[Cinci-nfb] Google Self-Driving Car Pulled Over by Police

Rachel Kuntz rachelrkuntz at gmail.com
Fri Nov 13 14:20:50 UTC 2015


Thanks for sharing this story. I am left with one question. How does one pull over a car with no driver? I bet patrolman never thought they would have to answer that question.

Warmly,
Rachel Kuntz

> On Nov 13, 2015, at 8:46 AM, Deborah Kendrick via Cinci-nfb <cinci-nfb at nfbnet.org> wrote:
> 
> The self-driving pod caught the attention of traffic police while it was trundling down a street in California.
> 
> Google
> 
> Police pulled over one of Google's self-driving cars on Thursday for driving slowly in Mountain View, California, where the company has its headquarters -- but there was no traffic infraction.
> 
> The cartoonishly curvacious vehicle was driving 24 miles per hour in a 35 mph zone, police said, and was pulled over after a traffic officer noticed traffic backing up behind it.
> 
> "As the officer approached the slow moving car he realized it was a Google autonomous vehicle," Mountain View Police Department wrote in a blog post. "The officer stopped the car and made contact with the operators to learn more about how the car was choosing speeds along certain roadways and to educate the operators about impeding traffic per 22400(a) of the California Vehicle Code."
> 
> The auto and computing industries believe self-driving cars are the future.

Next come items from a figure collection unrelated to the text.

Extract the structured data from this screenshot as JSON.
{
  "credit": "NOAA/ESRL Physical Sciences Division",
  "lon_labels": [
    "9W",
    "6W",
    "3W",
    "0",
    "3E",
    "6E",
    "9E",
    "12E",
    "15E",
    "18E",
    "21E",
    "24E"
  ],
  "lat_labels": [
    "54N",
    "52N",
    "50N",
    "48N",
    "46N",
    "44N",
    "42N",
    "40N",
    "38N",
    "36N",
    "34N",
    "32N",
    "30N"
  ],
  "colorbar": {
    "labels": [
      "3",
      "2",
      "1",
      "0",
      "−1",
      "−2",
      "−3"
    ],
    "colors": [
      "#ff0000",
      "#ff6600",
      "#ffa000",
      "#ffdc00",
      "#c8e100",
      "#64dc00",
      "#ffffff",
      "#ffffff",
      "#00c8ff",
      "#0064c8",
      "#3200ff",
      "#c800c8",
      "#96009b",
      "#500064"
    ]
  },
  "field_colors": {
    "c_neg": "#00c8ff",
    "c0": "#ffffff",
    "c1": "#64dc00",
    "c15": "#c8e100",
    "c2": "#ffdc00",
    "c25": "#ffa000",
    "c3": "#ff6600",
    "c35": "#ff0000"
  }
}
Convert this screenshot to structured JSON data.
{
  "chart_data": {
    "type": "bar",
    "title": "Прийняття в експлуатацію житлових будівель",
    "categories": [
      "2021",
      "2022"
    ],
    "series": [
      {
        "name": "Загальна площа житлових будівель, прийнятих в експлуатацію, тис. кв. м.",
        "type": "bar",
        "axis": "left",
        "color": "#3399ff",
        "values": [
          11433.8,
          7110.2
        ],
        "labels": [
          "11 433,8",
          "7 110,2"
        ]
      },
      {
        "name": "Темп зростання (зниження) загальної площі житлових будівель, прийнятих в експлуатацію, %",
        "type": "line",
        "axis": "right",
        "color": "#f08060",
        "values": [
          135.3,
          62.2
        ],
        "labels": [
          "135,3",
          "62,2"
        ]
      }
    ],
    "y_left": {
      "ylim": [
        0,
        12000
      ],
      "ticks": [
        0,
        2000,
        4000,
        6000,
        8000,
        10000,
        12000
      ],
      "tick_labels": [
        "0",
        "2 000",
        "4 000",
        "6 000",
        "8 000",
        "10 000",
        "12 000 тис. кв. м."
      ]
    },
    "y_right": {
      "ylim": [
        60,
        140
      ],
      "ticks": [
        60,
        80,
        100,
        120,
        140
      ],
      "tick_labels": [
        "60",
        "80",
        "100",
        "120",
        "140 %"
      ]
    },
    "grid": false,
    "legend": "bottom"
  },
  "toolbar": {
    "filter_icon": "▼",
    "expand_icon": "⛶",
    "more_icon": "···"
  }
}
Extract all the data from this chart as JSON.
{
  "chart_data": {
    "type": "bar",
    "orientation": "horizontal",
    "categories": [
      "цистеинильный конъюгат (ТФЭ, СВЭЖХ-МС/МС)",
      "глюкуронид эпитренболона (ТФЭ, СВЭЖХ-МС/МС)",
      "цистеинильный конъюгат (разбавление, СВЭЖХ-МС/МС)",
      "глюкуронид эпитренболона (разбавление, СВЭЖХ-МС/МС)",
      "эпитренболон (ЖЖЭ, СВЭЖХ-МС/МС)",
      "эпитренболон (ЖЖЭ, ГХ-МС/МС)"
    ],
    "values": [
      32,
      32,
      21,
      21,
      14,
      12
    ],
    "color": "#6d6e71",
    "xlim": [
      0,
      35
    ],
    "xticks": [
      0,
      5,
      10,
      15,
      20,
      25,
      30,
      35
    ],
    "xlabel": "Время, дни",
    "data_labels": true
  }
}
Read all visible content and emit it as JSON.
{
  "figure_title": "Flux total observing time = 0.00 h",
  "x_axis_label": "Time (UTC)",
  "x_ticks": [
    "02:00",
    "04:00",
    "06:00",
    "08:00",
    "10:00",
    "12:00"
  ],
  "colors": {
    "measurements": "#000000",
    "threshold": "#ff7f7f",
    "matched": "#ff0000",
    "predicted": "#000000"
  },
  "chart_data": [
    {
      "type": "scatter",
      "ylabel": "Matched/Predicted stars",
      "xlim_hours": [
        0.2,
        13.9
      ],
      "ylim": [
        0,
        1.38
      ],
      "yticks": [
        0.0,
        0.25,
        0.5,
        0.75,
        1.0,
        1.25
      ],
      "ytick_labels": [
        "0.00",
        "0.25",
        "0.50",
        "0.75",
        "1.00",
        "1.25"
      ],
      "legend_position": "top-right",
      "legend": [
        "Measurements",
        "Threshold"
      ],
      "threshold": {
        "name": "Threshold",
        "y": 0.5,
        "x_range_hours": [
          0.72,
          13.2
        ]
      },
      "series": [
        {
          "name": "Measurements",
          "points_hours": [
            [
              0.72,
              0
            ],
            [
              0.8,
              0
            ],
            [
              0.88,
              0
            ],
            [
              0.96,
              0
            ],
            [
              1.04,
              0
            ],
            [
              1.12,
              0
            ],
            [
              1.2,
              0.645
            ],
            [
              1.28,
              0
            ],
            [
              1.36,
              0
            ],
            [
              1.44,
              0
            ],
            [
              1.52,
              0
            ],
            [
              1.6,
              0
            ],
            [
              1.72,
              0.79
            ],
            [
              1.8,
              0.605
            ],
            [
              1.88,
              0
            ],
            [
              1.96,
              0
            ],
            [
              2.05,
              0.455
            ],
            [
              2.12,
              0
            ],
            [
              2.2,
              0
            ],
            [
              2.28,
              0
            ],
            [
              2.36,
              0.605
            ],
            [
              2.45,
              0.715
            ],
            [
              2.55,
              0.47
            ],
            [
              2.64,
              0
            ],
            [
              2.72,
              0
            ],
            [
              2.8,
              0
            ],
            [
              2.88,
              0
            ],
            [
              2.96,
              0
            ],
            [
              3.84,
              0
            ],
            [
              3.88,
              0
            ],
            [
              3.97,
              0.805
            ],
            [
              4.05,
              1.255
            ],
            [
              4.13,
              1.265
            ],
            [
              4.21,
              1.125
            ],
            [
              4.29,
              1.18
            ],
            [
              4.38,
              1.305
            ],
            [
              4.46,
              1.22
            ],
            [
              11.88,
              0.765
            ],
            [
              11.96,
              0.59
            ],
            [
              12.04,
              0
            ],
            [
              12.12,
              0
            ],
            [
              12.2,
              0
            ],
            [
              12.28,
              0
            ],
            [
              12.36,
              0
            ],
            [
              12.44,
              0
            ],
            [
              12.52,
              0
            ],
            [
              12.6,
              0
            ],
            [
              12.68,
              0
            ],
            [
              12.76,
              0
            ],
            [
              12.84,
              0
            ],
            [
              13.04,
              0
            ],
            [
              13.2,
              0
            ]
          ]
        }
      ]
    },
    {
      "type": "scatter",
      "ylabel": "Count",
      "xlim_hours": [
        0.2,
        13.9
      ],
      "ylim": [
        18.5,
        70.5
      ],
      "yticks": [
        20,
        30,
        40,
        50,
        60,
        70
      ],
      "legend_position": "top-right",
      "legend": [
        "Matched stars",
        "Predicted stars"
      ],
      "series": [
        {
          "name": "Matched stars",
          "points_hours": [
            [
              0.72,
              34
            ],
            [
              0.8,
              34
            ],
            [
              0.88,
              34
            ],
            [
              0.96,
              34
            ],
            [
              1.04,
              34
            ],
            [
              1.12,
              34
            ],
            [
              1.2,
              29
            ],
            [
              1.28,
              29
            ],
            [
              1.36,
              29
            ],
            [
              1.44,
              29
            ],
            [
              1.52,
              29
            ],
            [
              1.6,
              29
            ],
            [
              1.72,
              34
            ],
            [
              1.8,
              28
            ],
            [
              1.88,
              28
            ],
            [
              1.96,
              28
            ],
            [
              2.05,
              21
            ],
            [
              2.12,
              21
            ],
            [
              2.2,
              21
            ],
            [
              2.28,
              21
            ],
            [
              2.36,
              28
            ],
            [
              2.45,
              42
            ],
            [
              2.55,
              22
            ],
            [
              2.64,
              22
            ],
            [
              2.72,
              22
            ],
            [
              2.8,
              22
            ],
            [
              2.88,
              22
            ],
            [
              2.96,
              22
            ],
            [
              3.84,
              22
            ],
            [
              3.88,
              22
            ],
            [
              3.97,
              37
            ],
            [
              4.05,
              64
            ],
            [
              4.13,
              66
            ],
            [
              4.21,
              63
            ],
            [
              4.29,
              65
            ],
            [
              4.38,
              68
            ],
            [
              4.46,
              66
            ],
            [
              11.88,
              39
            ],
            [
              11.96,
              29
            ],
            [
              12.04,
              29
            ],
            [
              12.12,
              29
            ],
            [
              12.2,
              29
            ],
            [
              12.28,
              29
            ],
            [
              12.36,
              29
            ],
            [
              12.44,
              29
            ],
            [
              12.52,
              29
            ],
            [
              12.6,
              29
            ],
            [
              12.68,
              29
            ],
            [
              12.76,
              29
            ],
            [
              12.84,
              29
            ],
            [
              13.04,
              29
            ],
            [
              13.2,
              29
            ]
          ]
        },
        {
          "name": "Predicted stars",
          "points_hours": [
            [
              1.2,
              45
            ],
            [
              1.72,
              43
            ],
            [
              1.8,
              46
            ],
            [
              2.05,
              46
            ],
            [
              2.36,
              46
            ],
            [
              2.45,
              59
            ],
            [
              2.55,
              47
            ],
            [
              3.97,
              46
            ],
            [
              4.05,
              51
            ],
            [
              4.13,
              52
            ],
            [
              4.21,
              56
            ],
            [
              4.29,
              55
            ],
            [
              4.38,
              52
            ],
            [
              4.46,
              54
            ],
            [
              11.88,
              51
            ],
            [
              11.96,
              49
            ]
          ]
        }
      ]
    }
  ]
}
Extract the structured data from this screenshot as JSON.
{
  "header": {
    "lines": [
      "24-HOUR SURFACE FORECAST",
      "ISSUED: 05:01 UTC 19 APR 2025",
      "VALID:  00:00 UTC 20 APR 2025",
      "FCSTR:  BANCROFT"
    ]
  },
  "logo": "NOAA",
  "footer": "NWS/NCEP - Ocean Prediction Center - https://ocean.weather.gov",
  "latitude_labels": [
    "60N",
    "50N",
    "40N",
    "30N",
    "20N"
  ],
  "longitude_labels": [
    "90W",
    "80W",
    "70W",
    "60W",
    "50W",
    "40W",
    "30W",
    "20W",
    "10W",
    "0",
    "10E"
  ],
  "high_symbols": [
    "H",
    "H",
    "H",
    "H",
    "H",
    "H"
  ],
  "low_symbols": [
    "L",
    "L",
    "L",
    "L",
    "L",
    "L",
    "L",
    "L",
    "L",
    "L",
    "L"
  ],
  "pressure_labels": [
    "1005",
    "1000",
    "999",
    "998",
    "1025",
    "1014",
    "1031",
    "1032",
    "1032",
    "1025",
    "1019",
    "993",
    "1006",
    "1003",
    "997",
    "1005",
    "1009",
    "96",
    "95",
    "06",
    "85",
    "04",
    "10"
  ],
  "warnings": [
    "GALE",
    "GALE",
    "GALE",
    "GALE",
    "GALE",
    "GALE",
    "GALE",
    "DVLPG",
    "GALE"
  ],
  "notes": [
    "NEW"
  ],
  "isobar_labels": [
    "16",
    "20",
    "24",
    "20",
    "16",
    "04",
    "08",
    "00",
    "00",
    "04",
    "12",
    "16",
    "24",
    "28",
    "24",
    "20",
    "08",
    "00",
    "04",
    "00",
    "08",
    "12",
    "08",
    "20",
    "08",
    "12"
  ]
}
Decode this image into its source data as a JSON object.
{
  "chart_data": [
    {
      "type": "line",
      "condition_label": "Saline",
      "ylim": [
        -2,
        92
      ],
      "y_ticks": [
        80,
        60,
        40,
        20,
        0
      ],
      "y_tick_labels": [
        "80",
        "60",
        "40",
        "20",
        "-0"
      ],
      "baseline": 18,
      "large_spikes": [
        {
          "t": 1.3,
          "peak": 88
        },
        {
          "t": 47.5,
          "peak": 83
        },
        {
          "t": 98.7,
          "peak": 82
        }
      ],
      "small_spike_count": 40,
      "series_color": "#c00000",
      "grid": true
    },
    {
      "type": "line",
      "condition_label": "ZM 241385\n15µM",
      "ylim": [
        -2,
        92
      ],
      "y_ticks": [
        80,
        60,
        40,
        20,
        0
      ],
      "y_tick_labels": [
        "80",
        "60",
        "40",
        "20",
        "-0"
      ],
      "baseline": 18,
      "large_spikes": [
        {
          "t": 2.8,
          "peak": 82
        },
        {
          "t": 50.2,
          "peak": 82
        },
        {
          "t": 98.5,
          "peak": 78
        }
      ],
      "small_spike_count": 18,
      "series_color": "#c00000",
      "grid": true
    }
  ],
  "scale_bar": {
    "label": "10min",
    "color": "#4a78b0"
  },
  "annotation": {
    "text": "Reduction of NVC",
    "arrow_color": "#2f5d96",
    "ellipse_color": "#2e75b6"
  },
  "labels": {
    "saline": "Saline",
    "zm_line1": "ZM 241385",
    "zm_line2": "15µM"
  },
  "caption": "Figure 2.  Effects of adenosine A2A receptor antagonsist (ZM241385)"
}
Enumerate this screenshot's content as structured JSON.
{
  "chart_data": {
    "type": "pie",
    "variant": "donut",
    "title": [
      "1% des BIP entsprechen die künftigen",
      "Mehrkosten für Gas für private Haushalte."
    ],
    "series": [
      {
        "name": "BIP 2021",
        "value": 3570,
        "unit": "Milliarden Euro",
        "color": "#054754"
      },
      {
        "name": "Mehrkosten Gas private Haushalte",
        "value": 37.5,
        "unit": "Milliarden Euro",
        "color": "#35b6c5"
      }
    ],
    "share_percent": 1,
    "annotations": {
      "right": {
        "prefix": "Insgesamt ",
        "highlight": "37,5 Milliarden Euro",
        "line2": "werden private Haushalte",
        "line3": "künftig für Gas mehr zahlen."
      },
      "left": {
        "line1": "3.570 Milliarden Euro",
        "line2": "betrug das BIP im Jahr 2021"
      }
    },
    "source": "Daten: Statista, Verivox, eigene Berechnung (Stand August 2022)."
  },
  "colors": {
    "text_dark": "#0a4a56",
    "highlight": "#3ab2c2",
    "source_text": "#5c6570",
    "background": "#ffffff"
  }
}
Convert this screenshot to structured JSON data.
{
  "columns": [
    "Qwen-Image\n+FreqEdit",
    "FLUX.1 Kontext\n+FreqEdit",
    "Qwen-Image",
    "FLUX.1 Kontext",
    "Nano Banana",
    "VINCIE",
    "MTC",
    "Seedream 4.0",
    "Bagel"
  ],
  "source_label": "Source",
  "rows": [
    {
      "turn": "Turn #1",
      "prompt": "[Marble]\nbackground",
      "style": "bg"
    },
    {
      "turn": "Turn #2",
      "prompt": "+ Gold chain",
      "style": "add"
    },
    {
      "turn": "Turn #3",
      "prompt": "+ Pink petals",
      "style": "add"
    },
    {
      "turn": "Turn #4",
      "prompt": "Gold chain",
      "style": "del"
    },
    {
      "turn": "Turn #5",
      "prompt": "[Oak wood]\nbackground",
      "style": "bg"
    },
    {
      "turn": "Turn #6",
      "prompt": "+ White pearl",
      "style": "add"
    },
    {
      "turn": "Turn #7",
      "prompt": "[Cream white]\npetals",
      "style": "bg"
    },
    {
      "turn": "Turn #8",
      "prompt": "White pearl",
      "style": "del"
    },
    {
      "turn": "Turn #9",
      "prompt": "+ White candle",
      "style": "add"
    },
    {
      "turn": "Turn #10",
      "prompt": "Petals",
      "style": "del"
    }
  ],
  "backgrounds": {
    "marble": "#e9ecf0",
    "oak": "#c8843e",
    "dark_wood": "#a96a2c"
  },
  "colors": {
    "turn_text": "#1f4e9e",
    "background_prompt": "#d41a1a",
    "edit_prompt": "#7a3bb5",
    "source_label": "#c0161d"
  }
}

But developing the technology is only one step along the road. Drivers, legislators and engineers also will have to reckon with issues like car-crash ethical choices, insurance coverage and, as here, law enforcement. For traffic violations, Google has said the company itself should be responsible for tickets.
> 
> Prototypes of Google's self-driving bubble cars are not an uncommon sight on roads in Mountain View. But the company is not alone in experimenting with autonomous vehicles -- many automakers are currently researching their own self-driving vehicles. Toyota has said that it hopes to make self-driving cars commercially available by 2020, and MIT's Kevin Ashton, who divined the concept of network-connected objects known as the Internet of Things, this week predicted the vehicles will be commonplace by 2030.